ASCO studies pose question: Do brain metastases in patients with HER2+ breast ca affect overall survival?

September 1, 2007

ASCO—Recent data suggest that HER2 positivity predicts for the development of CNS metastases in breast cancer patients. Studies presented at the ASCO 2007 annual meeting found that risk of brain metastases is indeed increased in HER2-positive patients but does not appear to compromise survival.

Trastuzumab and survival

In a retrospective study, M.D. Anderson Cancer Center investigators (abstract 1018) evaluated time to CNS metastasis, death, and death subsequent to brain metastases in relation to trastuzumab(Drug information on trastuzumab) (Herceptin) treatment in a population of HER2-positive patients.

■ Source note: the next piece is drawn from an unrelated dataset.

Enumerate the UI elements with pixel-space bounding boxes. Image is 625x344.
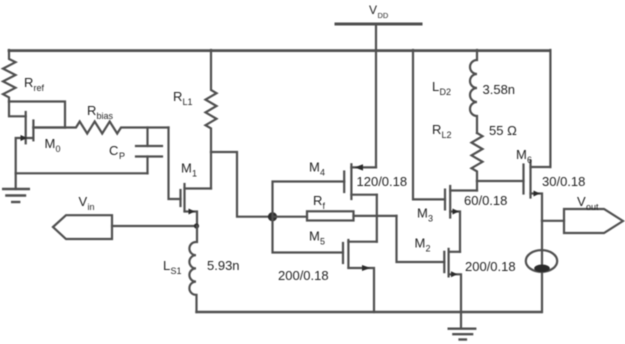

The analysis included 231 patients who received trastuzumab as first-line therapy and 61 who were treated before trastuzumab was available and therefore did not receive the drug.

At 2 years, 41% of trastuzumab-treated patients had developed brain metastases and 34% had died, compared with 20% and 44%, respectively, of the non-trastuzumab-treated patients. Median survival was 33.5 months for the trastuzumab patients, compared with 29.4 months for the controls.

After adjusting for other prognostic variables, patients who received trastuzumab had nearly a threefold higher risk of developing CNS metastases (HR 2.81, P < .03), compared with patients not receiving trastuzumab.

"Improved survival among patients treated with first-line trastuzumab may explain, in part, the increased incidence of brain metastases in this group, as more patients survived long enough to develop brain metastases," Mary C. Pinder, MD, reported.

Among those patients who did develop brain metastases, survival after the brain metastases diagnosis was better for the trastuzumab-treated patients than the patients who did not receive trastuzumab (HR 0.25, P = .01).